ENIGMATIC frontman Jack White put on a good show at the Alexandra Palace on Wednesday, but something wasn’t quite right.
With little audience interaction until the end when Jack said “thank you, England,” – we’re so small town to those Yanks...London isn’t England! – the atmosphere felt flat despite the frenetic guitar riffing and manic head-shaking onstage.
The crowd seemed unimpressed, and it took the Burt Bacharach track, which the band covered on their Elephant album, I Don’t Know What to do with Myself, to get folks singing along.
Although Ally Pally was packed, only the group at the front were clapping along by the end – stragglers at the back looked like they’d rather be at a dinner party.
With scarecrow black hair and an undertaker’s hat, not forgetting the bulging red, clinging catsuit and a diamante stocking belt around the waist, Mr White looked every inch the rock star.
He’s real rock ‘n’ roll y’know: two ex-wives, one movie star Renee Zellweger, and the other drummer Meg White who he bizarrely pretends is his sister.

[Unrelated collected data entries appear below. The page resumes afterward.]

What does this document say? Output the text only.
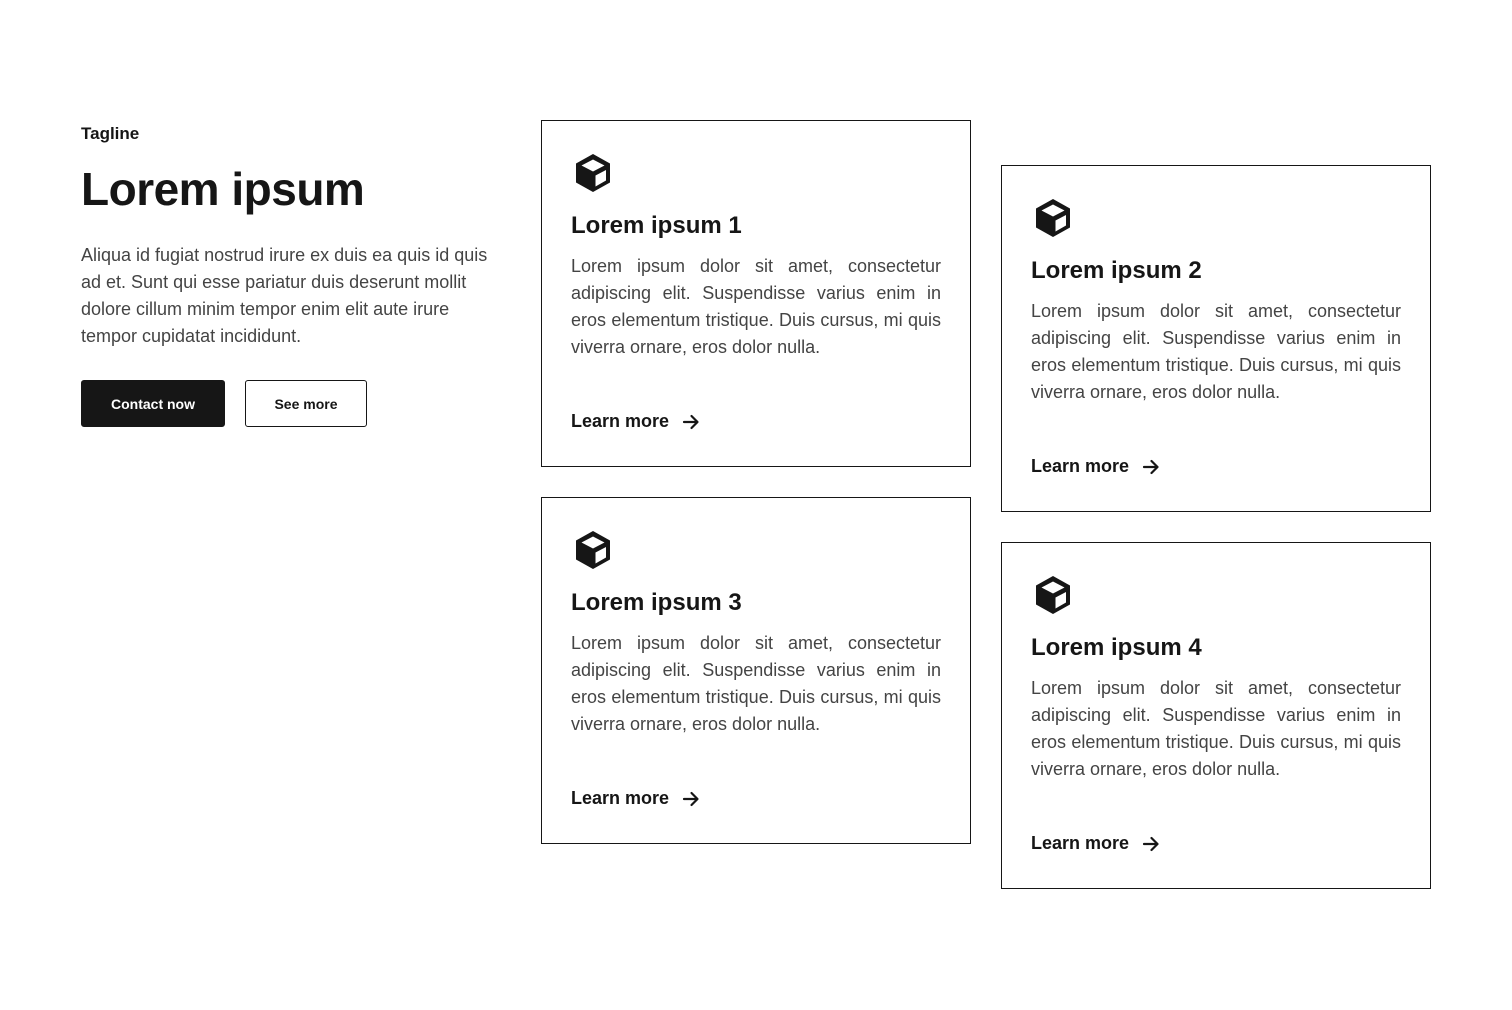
Tagline
Lorem ipsum

Aliqua id fugiat nostrud irure ex duis ea quis id quis ad et. Sunt qui esse pariatur duis deserunt mollit dolore cillum minim tempor enim elit aute irure tempor cupidatat incididunt.

Contact now	See more
Lorem ipsum 1

Lorem ipsum dolor sit amet, consectetur adipiscing elit. Suspendisse varius enim in eros elementum tristique. Duis cursus, mi quis viverra ornare, eros dolor nulla.

Learn more
Lorem ipsum 2

Lorem ipsum dolor sit amet, consectetur adipiscing elit. Suspendisse varius enim in eros elementum tristique. Duis cursus, mi quis viverra ornare, eros dolor nulla.

Learn more
Lorem ipsum 3

Lorem ipsum dolor sit amet, consectetur adipiscing elit. Suspendisse varius enim in eros elementum tristique. Duis cursus, mi quis viverra ornare, eros dolor nulla.

Learn more
Lorem ipsum 4

Lorem ipsum dolor sit amet, consectetur adipiscing elit. Suspendisse varius enim in eros elementum tristique. Duis cursus, mi quis viverra ornare, eros dolor nulla.

Learn more
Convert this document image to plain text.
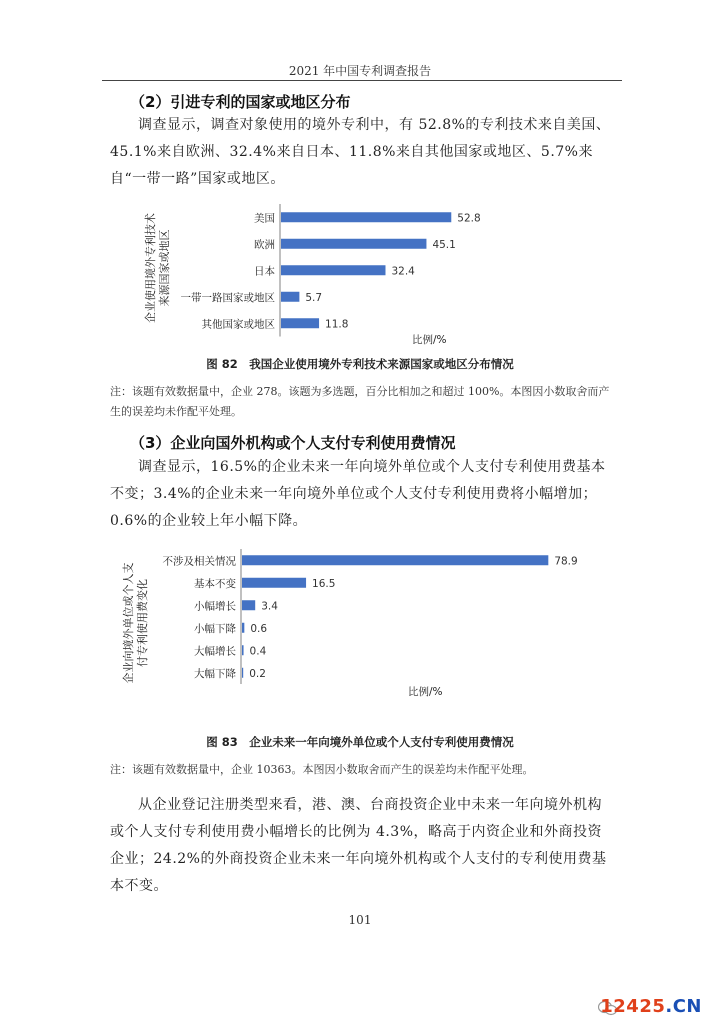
2021 年中国专利调查报告
（2）引进专利的国家或地区分布
调查显示，调查对象使用的境外专利中，有 52.8%的专利技术来自美国、45.1%来自欧洲、32.4%来自日本、11.8%来自其他国家或地区、5.7%来自“一带一路”国家或地区。
企业使用境外专利技术 来源国家或地区
美国	52.8
欧洲	45.1
日本	32.4
一带一路国家或地区	5.7
其他国家或地区	11.8
比例/%
图 82　我国企业使用境外专利技术来源国家或地区分布情况
注：该题有效数据量中，企业 278。该题为多选题，百分比相加之和超过 100%。本图因小数取舍而产生的误差均未作配平处理。
（3）企业向国外机构或个人支付专利使用费情况
调查显示，16.5%的企业未来一年向境外单位或个人支付专利使用费基本不变；3.4%的企业未来一年向境外单位或个人支付专利使用费将小幅增加；0.6%的企业较上年小幅下降。
企业向境外单位或个人支 付专利使用费变化
不涉及相关情况	78.9
基本不变	16.5
小幅增长 3.4
小幅下降 0.6
大幅增长 0.4
大幅下降 0.2
比例/%
图 83　企业未来一年向境外单位或个人支付专利使用费情况
注：该题有效数据量中，企业 10363。本图因小数取舍而产生的误差均未作配平处理。
从企业登记注册类型来看，港、澳、台商投资企业中未来一年向境外机构或个人支付专利使用费小幅增长的比例为 4.3%，略高于内资企业和外商投资企业；24.2%的外商投资企业未来一年向境外机构或个人支付的专利使用费基本不变。
101
12425.CN
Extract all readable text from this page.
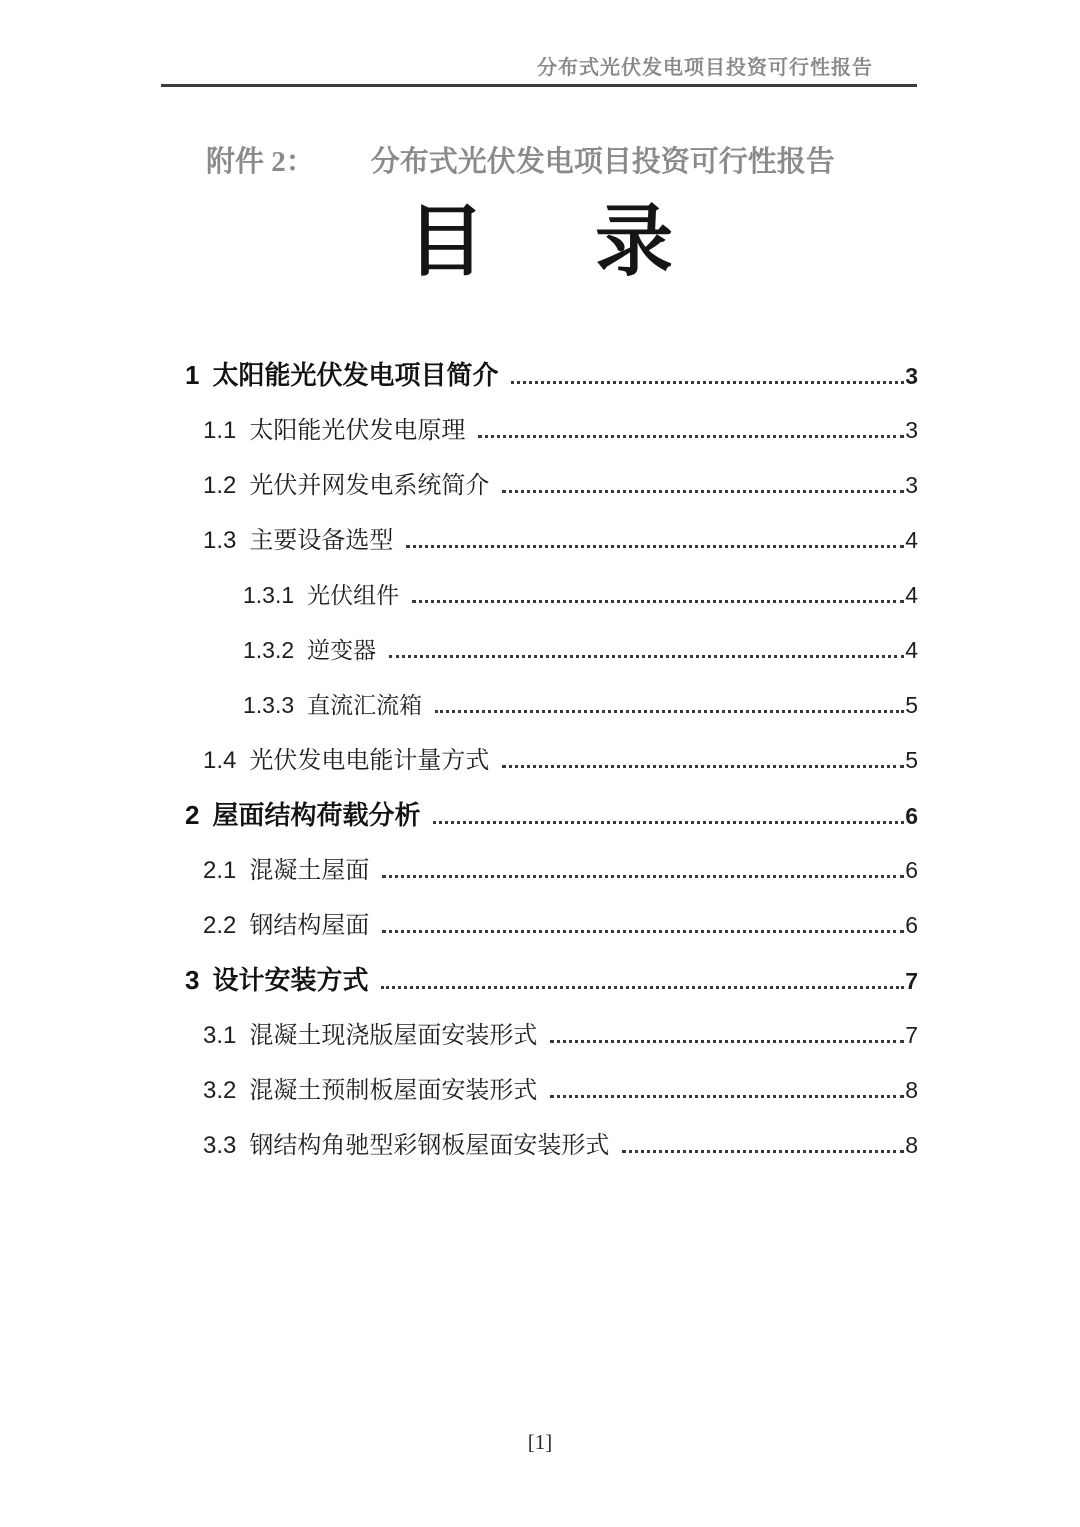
分布式光伏发电项目投资可行性报告
附件 2： 分布式光伏发电项目投资可行性报告
目 录
1 太阳能光伏发电项目简介	3
1.1 太阳能光伏发电原理	3
1.2 光伏并网发电系统简介	3
1.3 主要设备选型	4
1.3.1 光伏组件	4
1.3.2 逆变器	4
1.3.3 直流汇流箱	5
1.4 光伏发电电能计量方式	5
2 屋面结构荷载分析	6
2.1 混凝土屋面	6
2.2 钢结构屋面	6
3 设计安装方式	7
3.1 混凝土现浇版屋面安装形式	7
3.2 混凝土预制板屋面安装形式	8
3.3 钢结构角驰型彩钢板屋面安装形式	8
[1]
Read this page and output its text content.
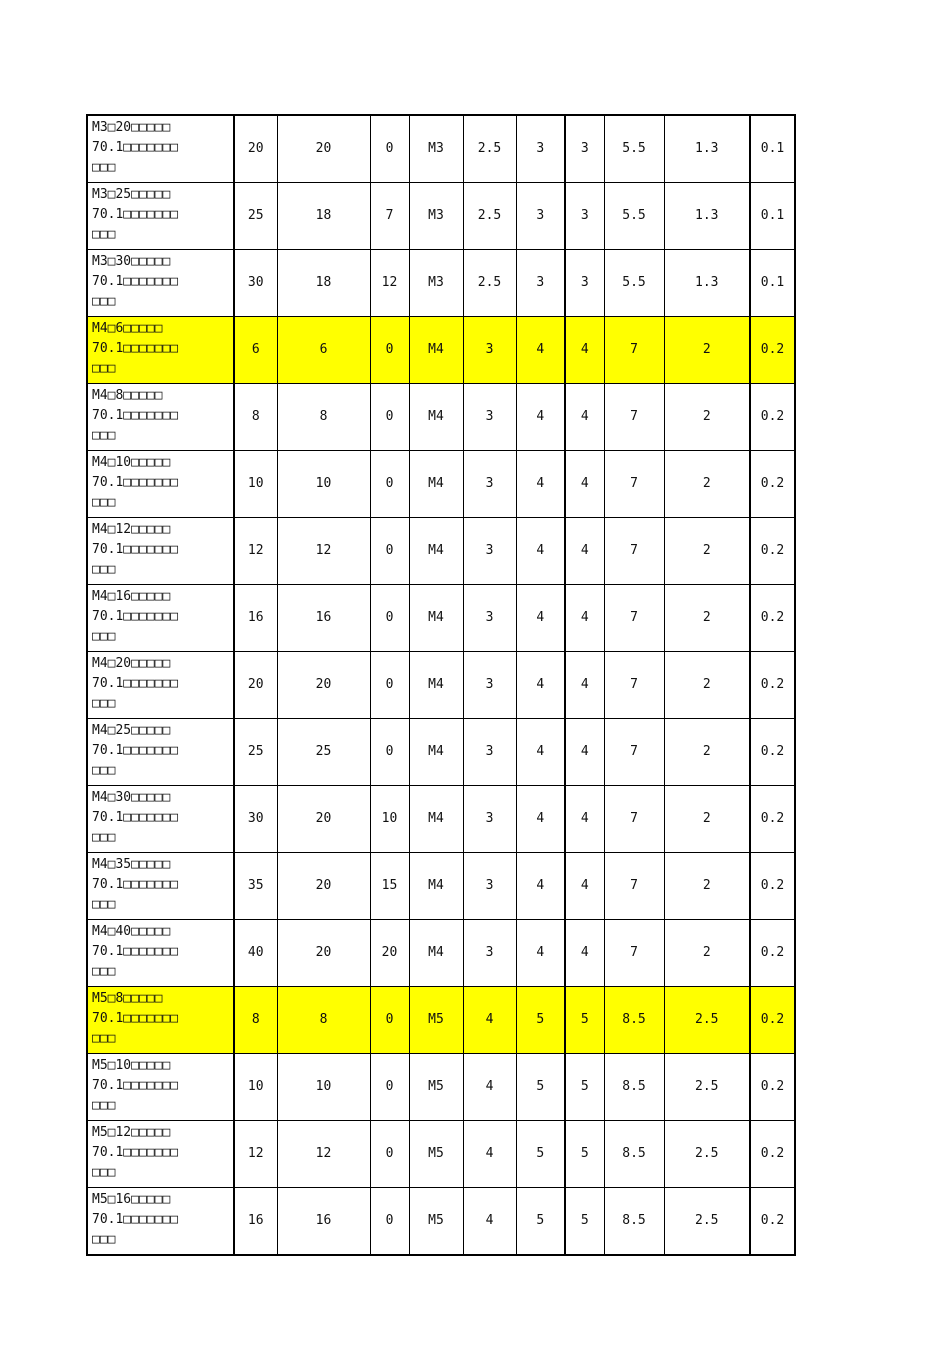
M3□20□□□□□
70.1□□□□□□□
□□□	20	20	0	M3	2.5	3	3	5.5	1.3	0.1

M3□25□□□□□
70.1□□□□□□□
□□□	25	18	7	M3	2.5	3	3	5.5	1.3	0.1

M3□30□□□□□
70.1□□□□□□□
□□□	30	18	12	M3	2.5	3	3	5.5	1.3	0.1

M4□6□□□□□
70.1□□□□□□□
□□□	6	6	0	M4	3	4	4	7	2	0.2

M4□8□□□□□
70.1□□□□□□□
□□□	8	8	0	M4	3	4	4	7	2	0.2

M4□10□□□□□
70.1□□□□□□□
□□□	10	10	0	M4	3	4	4	7	2	0.2

M4□12□□□□□
70.1□□□□□□□
□□□	12	12	0	M4	3	4	4	7	2	0.2

M4□16□□□□□
70.1□□□□□□□
□□□	16	16	0	M4	3	4	4	7	2	0.2

M4□20□□□□□
70.1□□□□□□□
□□□	20	20	0	M4	3	4	4	7	2	0.2

M4□25□□□□□
70.1□□□□□□□
□□□	25	25	0	M4	3	4	4	7	2	0.2

M4□30□□□□□
70.1□□□□□□□
□□□	30	20	10	M4	3	4	4	7	2	0.2

M4□35□□□□□
70.1□□□□□□□
□□□	35	20	15	M4	3	4	4	7	2	0.2

M4□40□□□□□
70.1□□□□□□□
□□□	40	20	20	M4	3	4	4	7	2	0.2

M5□8□□□□□
70.1□□□□□□□
□□□	8	8	0	M5	4	5	5	8.5	2.5	0.2

M5□10□□□□□
70.1□□□□□□□
□□□	10	10	0	M5	4	5	5	8.5	2.5	0.2

M5□12□□□□□
70.1□□□□□□□
□□□	12	12	0	M5	4	5	5	8.5	2.5	0.2

M5□16□□□□□
70.1□□□□□□□
□□□	16	16	0	M5	4	5	5	8.5	2.5	0.2
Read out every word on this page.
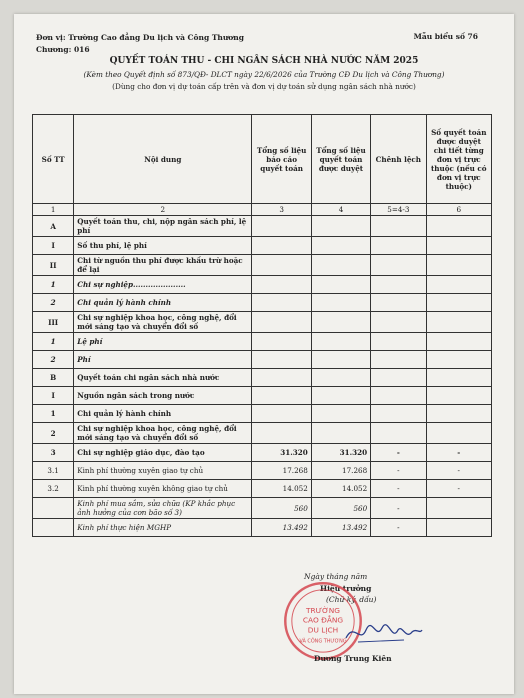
Đơn vị: Trường Cao đẳng Du lịch và Công Thương
Chương: 016
Mẫu biểu số 76
QUYẾT TOÁN THU - CHI NGÂN SÁCH NHÀ NƯỚC NĂM 2025
(Kèm theo Quyết định số 873/QĐ- DLCT ngày 22/6/2026 của Trường CĐ Du lịch và Công Thương)
(Dùng cho đơn vị dự toán cấp trên và đơn vị dự toán sử dụng ngân sách nhà nước)
Số TT	Nội dung	Tổng số liệu báo cáo quyết toán	Tổng số liệu quyết toán được duyệt	Chênh lệch	Số quyết toán được duyệt chi tiết từng đơn vị trực thuộc (nếu có đơn vị trực thuộc)
1	2	3	4	5=4-3	6
A	Quyết toán thu, chi, nộp ngân sách phí, lệ phí				
I	Số thu phí, lệ phí				
II	Chi từ nguồn thu phí được khấu trừ hoặc để lại				
1	Chi sự nghiệp.....................				
2	Chi quản lý hành chính				
III	Chi sự nghiệp khoa học, công nghệ, đổi mới sáng tạo và chuyển đổi số				
1	Lệ phí				
2	Phí				
B	Quyết toán chi ngân sách nhà nước				
I	Nguồn ngân sách trong nước				
1	Chi quản lý hành chính				
2	Chi sự nghiệp khoa học, công nghệ, đổi mới sáng tạo và chuyển đổi số				
3	Chi sự nghiệp giáo dục, đào tạo	31.320	31.320	-	-
3.1	Kinh phí thường xuyên giao tự chủ	17.268	17.268	-	-
3.2	Kinh phí thường xuyên không giao tự chủ	14.052	14.052	-	-
	Kinh phí mua sắm, sửa chữa (KP khắc phục ảnh hưởng của cơn bão số 3)	560	560	-	
	Kinh phí thực hiện MGHP	13.492	13.492	-	
Ngày tháng năm
Hiệu trưởng
(Chữ ký, dấu)
TRƯỜNG
CAO ĐẲNG
DU LỊCH
VÀ CÔNG THƯƠNG
Dương Trung Kiên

Then there is his new super-model wife Karen Elson, who he married on a canoe on the Amazon.
Grooves was particularly looking forward to the ‘doorbell’ song, which is always ringing in my head but it was zipped through right at the beginning of the set. And that was part of the problem: were the duo just exhausted after a gruelling touring schedule, or did they need a more intimate venue? And then there was the sound system which sounded awful when they finally kicked in with Seven Nation Army.
All feedback, it sounded more like a school band’s first foray onstage.
Their roadies, who were dressed in black suits and had clearly made the effort with their appearance, should have spent more time getting the knob-twisting right.

Madge returns to debut venue and shows she can still Koko

REVIEW: MADONNA
KOKO

IT is good to see a bonifide superstar not too precious to gurn and get into the groove.
Madonna launched her new album, Confessions on a Dancefloor, at Koko in Camden Town on Tuesday night, the venue where she made her first British appearance in 1983 when it was the Camden Palais.
Performing four tracks from the album, as well as the song she played all those years ago, Everybody, the queen of pop proved why she still deserves, the global adoration she has enjoyed for two decades.
“It’s so f*****g good to be back. I gotta tell you the last time I played here was 22 years ago,” she said launching into her new single Hung Up, which samples the Abba song Gimme Gimme Gimme. A clever business woman, perhaps it’s no mistake that it refers to phones when she worked in collaboration with mobile phone giant Motorola.
It sounded great, and her fans, some of whom had slept overnight outside to get to the front, loved her. She told them they had a “New York state of mind” because, like her, “they never take no for an answer”.
Arriving onstage in a discoball and purple leather, no-one could say Madge doesn’t know her audience: this album has been perfectly made for the gay market and the teenyboppers.
After two relative flops – Music and American Life – which received meagre enthusiasm, she obviously felt it was time to give the people what they want.
Whether Madonna was creatively stretched on this album, in the way that she was on say, Ray of Light, is a question mark. She is, however, a great showman, and has a genuine love for performing. Something missing from many big bands is a respect for their audience, and an interaction with them.
Madonna shines here: stalking the stage, acknowledging fans in every direction – even the toffs in the God’s – and dancing with her eyes locked on someone, or picking out ardent followers with “I’ve seen you before”.
Everybody knows she’s not hot stuff anymore, and her music doesn’t really excite in the way it once might have, but her star quality is what gets us all going. The material girl hasn’t lost it.